According to Live Science, the phenomenon caused the night sky across the United States, from northern states down to southern Alabama and northern California, to change to a strange pink hue in the early morning of March 24.
Mysterious pink aurora in the sky of the United States captured from an airplane window – (Photo: Dakota Snider).
This was an aurora, specifically a rare form of aurora with unique colors and intensity, triggered by a G4 class geomagnetic storm, the strongest in six years in the U.S.
The cause of this event was also an incredibly mysterious and rare object: a coronal mass ejection (CME) that was “invisible,” meaning a plasma sphere with a powerful magnetic field ejected by the Sun towards Earth, but not easily observable like typical CMEs.
NASA and other leading space agencies, which have numerous observation instruments from spacecraft around the Sun to ground facilities, did not provide any prior warnings about this geomagnetic storm.
U.S. space weather expert Tamitha Skov stated in Space that no one could see the incoming geomagnetic storm because it was “almost invisible.” This fireball started moving slower than typical CMEs, making it hard to detect.
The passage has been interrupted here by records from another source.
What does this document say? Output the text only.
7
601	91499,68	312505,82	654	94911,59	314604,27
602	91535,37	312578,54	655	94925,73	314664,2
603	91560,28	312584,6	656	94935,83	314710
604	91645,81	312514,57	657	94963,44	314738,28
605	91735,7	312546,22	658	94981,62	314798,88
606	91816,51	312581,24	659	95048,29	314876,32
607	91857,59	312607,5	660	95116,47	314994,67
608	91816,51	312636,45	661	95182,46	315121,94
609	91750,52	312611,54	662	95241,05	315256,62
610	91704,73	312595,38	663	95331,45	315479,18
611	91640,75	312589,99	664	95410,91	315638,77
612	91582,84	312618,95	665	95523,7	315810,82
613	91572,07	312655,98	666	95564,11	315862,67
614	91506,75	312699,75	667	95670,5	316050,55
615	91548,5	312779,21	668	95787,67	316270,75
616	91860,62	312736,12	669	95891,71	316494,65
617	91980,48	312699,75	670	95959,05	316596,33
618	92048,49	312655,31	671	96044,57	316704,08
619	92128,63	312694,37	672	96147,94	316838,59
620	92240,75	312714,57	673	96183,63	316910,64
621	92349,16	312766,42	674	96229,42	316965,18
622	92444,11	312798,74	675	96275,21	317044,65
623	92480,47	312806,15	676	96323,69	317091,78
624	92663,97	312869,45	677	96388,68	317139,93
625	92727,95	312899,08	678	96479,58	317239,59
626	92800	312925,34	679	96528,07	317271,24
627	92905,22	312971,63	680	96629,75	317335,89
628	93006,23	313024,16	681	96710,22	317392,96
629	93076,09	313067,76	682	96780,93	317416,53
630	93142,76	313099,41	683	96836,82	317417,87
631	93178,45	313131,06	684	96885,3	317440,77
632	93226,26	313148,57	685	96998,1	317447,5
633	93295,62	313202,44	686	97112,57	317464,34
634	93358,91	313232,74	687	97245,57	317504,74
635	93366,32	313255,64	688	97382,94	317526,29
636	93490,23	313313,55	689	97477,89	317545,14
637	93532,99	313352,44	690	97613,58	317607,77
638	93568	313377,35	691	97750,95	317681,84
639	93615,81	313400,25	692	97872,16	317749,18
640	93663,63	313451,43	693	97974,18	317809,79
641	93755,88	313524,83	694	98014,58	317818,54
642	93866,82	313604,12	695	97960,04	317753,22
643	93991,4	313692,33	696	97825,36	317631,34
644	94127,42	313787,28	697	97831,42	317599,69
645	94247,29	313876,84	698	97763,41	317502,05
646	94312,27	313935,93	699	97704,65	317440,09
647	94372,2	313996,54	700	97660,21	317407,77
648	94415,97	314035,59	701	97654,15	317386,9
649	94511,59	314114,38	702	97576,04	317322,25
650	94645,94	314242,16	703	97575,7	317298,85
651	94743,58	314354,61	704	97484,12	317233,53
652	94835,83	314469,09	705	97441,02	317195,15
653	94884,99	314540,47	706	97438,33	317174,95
It must have been ejected from a solar coronal hole — a type of “cosmic gun barrel” that specializes in firing flares and fireballs — which is 20 times larger than Earth and was directed straight towards our planet.
Subsequent calculations showed that this CME traveled at a speed of 2.1 million km/h. This fireball collided forcefully with Earth’s magnetosphere in the early hours of March 24, causing magnetic field disturbances, generating auroras, and disrupting shortwave radio communications for several hours in some areas, which also impacted navigation systems.